Studies have shown that switching to alternative materials other than plastic packaging would, in the majority of cases, lead to sustainability issues. These include higher energy and water use, increased C02 emissions in production and transport (due to the extra weight of the material), and, more often than not, an increase in food waste because other materials don’t perform as well as plastic.

One size does not fit all

The inclusion of recycled content affects the physical properties of the material. This is particularly the case with thin films, which are already incredibly resource-efficient, and where it is more challenging to incorporate recycled content without function and performance being compromised. This could result in increased material weight being required to maintain the same functional and technical properties, thereby potentially offsetting the environmental benefits of including recycled content.  The finished product must be fit for customer purposes, without, compromising safety, performance, and reliability.

As additional processes take place, including stretching, coating, lamination, and printing, this inhibits the ability to put this waste back into the extrusion process, due to the presence of inks, glues, coatings, and other materials. There is no means of clearly defining at which point the material is packaging and at which point it is production waste.

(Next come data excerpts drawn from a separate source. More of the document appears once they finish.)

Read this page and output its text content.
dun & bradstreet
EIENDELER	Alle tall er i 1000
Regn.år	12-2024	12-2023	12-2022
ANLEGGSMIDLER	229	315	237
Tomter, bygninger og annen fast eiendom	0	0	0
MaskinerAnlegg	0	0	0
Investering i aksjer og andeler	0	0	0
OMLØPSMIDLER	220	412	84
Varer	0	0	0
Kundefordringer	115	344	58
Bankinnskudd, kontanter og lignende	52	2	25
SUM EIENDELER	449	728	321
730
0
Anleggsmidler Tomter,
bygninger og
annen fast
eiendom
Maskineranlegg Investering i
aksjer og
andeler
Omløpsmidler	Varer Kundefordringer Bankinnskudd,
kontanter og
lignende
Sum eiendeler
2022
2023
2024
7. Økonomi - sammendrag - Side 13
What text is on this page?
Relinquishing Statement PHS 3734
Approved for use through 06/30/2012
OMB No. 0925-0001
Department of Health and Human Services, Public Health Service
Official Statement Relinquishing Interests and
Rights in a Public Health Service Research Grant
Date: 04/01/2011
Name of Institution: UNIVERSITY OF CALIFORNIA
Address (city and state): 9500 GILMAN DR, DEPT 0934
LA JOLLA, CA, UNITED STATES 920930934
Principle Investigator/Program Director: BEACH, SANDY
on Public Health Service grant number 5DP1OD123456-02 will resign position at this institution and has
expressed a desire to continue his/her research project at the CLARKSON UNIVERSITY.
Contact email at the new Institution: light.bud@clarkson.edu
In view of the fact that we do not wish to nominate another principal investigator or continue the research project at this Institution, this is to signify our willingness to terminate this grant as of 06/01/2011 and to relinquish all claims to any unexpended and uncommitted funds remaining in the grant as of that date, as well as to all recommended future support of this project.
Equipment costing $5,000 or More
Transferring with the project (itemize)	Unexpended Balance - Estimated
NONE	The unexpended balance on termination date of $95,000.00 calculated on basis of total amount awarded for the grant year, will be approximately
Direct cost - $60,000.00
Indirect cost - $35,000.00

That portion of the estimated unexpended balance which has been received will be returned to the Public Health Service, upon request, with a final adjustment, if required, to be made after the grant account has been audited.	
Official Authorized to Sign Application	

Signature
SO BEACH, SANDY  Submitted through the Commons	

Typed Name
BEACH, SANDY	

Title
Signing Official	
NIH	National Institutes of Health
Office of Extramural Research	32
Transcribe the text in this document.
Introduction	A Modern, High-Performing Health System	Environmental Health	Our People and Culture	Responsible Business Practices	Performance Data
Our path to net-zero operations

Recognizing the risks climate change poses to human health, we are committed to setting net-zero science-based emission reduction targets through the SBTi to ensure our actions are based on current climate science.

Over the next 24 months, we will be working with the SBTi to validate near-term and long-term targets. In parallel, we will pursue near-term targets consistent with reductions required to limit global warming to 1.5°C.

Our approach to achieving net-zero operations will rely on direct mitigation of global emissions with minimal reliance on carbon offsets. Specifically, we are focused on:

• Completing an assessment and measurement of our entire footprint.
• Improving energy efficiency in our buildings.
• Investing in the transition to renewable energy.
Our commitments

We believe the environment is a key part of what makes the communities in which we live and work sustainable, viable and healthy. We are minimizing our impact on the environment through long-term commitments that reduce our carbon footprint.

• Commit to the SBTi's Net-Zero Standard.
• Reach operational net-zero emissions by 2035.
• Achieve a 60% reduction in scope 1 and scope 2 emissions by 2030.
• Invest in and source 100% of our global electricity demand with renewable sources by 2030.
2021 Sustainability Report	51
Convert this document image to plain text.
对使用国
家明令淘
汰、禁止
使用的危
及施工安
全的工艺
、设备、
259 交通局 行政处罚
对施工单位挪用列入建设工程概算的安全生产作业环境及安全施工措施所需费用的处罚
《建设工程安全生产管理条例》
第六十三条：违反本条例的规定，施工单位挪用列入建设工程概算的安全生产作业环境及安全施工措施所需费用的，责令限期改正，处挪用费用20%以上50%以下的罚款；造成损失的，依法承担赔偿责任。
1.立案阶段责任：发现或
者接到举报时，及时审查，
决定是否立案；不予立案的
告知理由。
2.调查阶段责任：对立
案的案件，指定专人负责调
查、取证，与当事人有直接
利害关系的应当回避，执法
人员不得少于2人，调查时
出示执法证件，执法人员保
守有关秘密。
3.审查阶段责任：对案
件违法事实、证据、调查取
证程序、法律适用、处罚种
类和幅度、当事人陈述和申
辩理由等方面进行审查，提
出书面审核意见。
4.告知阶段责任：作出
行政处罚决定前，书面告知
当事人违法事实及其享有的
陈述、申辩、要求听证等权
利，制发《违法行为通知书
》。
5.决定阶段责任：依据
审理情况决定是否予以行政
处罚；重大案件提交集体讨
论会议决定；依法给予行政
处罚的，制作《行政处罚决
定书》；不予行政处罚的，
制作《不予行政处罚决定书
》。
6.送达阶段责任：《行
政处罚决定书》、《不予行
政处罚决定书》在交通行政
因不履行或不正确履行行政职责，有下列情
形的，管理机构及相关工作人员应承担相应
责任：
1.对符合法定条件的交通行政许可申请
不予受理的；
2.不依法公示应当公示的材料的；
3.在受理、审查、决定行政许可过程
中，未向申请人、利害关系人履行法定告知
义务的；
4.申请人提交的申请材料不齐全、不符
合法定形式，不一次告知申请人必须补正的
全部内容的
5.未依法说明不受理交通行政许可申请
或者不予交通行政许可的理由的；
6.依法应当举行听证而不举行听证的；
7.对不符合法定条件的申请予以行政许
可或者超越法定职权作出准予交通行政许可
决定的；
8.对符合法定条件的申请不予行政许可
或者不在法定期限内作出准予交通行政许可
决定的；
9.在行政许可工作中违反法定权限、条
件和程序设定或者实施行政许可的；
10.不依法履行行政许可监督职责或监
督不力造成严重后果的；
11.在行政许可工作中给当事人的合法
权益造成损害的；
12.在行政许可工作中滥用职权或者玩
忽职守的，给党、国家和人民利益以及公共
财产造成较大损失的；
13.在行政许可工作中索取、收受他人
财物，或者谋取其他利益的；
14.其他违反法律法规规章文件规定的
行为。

Knowledge of the product’s final use

Paying a tax on goods before they are sold also fails to recognise that many products are manufactured and extruded without a customer order, but instead are kept in stock for later use. Extrusion may take place some months before it is used to make packaging and the destination and application may be unknown at this point. To overcome this, the British Plastics Federation has proposed that the tax point should be moved from the point of extrusion to the point where the packaging is a finished item ready for sale.

As a member of the British Plastics Federation, we also support WRAP’s UK Plastics Pact a collaborative initiative to keep plastic in the economy and out of the natural environment. The aim is to eliminate all avoidable plastic packaging waste and make all plastic packaging reusable, recyclable, recycled, or compostable, by 2025.

All businesses in the supply chain should be working together to find solutions to protect our environment, combat climate change, and support circular economy principles, where we re-use, re-manufacture, repair, and recycle as much as possible.  A tax on plastic packaging, however well-intentioned, may not be the best thing for business or the environment.